I am trying to get more information on what chef resource cloning exactly is. I see them during my chef-client run but don’t know what they mean.
I’ve seen this blog below on resource cloning but I still can’t make sense of what it does. Does anyone have further information on this topic? Can’t find much else using google.
http://scottwb.com/blog/2014/01/24/defeating-the-infamous-chef-3694-warning/
chef-client will merge resource definitions by their type and name (service[apache2]
in your example). If you're working on wrapper cookbook check this great article: http://www.getchef.com/blog/2013/12/03/doing-wrapper-cookbooks-right from Julian Dunn.
Anyway, you can modify previously defined resources. In your case:
resources('service[apache2]').action [:enable, :start]
This will modify already defined resource service[apache2]

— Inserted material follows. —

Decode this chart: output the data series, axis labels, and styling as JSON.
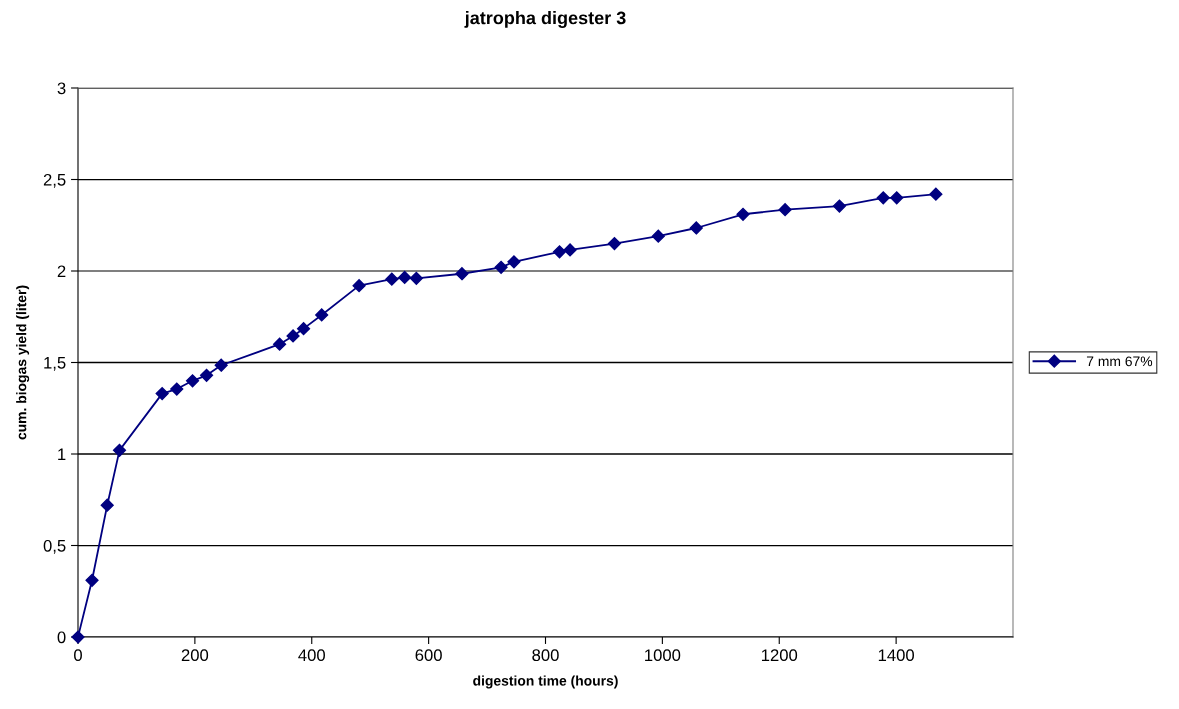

and hide resource cloning warnings.
Chef allows resources to be created with duplicate names, rather than treating that as an error. This means that several cookbooks can request the same package be installed, without needing to carefully create unique names. This is problematic because having multiple resources named the same makes it impossible to safely deliver notifications to the right resource.

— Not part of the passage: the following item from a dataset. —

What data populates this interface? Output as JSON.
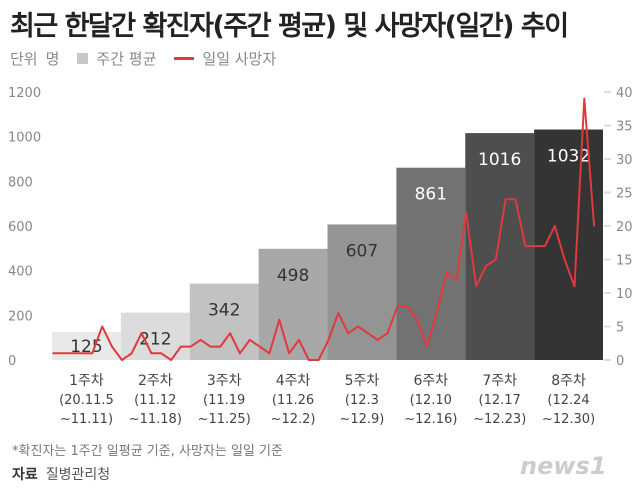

The behaviour in Chef 12 and earlier, which is now deprecated, is that we will try to clone the existing resource, and then apply any properties from the new resource. For example:
file "/etc/my_file" do
owner "ken"
end
file "/etc/my_file" do
mode "0755"
end
will result in the second instance having the following properties:
file "/etc/my_file" do
owner "ken"
mode "0755"
end
Resource cloning was deprecated in Chef 10.18.0 and will be removed in Chef 13.